Are your friends and family general surgeons? More than likely, no. Are we here at bb.com, no. Why in the world are you listing to them, and looking to us for advice?

your general surgeon went to college 4 years under grad, 4 years med school, and several years of residency, fellowship, etc. So more than likely with 20+ years of experience, wouldn't he be the one to listen to?

crupiea
09-24-2013, 06:48 AM
I waited a couple months. You will be able to tell when its time. The worst thing to do would be to open it back up and have to go in again and get it redone. that would really cost you some time.

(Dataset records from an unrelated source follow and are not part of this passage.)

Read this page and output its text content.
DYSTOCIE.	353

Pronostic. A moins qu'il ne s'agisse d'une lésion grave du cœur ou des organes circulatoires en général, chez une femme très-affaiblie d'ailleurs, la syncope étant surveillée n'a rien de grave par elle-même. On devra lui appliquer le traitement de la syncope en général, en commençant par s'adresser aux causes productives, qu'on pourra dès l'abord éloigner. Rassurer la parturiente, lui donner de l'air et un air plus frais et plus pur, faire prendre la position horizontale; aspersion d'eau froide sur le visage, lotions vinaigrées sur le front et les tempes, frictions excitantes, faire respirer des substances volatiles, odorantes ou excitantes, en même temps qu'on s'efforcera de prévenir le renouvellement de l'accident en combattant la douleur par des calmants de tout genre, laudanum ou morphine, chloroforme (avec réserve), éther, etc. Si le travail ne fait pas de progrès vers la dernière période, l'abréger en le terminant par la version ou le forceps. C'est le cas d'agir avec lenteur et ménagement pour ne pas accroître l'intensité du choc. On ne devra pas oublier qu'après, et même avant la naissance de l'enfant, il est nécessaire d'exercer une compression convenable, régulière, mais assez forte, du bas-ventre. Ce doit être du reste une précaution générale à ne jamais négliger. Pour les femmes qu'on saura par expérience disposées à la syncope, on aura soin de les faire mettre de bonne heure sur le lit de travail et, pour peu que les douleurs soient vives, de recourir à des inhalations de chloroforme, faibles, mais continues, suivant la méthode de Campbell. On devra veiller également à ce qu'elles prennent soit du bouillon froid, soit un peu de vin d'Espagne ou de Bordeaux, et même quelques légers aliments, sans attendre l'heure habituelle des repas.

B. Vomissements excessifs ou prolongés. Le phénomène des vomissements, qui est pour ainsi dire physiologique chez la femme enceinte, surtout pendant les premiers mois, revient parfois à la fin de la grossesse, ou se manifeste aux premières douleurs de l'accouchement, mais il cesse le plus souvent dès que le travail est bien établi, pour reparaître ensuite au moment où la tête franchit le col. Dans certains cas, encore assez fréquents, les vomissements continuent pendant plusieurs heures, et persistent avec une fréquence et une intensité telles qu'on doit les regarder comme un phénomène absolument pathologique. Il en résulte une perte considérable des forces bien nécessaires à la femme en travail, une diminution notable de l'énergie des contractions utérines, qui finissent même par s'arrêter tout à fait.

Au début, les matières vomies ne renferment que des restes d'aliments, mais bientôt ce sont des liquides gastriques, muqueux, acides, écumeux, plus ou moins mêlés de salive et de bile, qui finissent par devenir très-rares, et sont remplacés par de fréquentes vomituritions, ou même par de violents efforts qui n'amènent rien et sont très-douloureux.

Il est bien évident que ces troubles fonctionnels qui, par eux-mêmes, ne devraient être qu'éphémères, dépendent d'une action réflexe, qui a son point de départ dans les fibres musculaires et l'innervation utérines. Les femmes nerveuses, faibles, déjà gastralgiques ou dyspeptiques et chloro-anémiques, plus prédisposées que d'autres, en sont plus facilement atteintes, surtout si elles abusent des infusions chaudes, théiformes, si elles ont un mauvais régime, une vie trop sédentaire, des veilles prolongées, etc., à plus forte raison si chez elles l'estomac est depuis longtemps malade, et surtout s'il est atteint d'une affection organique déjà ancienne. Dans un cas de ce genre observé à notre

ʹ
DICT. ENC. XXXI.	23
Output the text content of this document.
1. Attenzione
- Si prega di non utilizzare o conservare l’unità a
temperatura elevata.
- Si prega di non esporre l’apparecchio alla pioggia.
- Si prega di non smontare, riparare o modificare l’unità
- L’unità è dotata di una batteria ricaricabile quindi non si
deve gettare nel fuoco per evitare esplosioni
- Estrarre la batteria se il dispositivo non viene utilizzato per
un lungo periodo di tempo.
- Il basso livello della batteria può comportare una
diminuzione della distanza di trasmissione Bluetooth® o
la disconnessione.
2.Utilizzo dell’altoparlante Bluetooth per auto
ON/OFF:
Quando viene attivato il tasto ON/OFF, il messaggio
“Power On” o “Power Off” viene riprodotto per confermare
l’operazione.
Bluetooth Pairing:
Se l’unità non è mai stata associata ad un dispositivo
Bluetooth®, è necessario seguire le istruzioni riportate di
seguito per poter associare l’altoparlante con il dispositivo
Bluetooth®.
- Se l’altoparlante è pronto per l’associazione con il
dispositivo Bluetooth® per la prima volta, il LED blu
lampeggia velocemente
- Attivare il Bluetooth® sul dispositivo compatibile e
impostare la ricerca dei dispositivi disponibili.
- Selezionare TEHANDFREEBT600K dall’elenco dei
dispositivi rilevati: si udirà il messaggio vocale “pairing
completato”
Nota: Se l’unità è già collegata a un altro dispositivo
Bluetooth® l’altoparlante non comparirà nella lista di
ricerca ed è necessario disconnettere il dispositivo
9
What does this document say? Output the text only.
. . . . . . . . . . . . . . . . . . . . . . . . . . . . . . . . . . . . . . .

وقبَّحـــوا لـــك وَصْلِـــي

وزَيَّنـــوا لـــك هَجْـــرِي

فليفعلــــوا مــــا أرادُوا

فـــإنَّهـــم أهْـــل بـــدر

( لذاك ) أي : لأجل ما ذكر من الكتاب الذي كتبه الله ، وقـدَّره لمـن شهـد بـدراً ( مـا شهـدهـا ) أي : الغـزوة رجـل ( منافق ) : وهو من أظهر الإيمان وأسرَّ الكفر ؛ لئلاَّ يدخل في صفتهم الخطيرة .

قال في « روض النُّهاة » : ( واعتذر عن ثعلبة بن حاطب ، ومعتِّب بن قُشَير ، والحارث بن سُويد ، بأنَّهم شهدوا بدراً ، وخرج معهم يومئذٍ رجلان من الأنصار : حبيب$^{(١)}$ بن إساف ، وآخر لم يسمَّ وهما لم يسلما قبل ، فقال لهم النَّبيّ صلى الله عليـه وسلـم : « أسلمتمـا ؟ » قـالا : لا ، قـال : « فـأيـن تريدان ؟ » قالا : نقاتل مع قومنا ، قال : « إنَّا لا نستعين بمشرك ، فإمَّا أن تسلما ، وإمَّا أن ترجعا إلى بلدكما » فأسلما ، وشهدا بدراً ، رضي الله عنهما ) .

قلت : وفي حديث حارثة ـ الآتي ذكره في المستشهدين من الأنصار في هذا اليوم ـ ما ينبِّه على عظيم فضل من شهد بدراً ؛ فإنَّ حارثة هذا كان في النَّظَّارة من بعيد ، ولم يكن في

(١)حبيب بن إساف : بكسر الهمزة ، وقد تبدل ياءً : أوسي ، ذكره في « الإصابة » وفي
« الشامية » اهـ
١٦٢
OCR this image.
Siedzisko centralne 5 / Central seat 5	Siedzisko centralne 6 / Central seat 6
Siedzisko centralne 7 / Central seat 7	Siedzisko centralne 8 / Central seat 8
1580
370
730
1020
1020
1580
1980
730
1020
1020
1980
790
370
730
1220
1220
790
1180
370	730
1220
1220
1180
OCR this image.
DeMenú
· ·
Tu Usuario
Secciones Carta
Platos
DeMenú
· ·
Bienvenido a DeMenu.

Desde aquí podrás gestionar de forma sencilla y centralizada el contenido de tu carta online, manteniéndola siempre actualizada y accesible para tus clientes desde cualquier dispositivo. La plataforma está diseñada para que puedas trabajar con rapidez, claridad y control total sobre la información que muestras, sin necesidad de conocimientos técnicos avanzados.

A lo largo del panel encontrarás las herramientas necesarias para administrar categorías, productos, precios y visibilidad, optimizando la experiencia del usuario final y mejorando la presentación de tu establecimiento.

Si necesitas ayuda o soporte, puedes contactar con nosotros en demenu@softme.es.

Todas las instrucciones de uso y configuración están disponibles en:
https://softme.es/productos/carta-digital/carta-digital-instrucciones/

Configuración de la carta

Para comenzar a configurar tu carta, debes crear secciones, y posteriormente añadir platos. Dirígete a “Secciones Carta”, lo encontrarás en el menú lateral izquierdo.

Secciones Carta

Just let it heal and do something else.

There are plenty of things you can do with a lighter bar if you think about it. Hell you can get a full workout with just the bar if you do it right.

XCriticalBenchX
09-24-2013, 10:50 PM
Just like hernia surgery, you have to listen to your doctor, start slow, and most importantly, know your body.

Mike

Drtreyy
06-08-2017, 04:19 PM
I know that this was some years ago, but I was hoping you would have some insight on when to start working my abs out again. I had my gallbladder removed laparoscopically 3 weeks ago and have felt fine every day, but have heeded my doctors advice on not lifting. I'm going crazy and my midsection is out of control. Do you know how soon you were able to get back into abdominal workouts?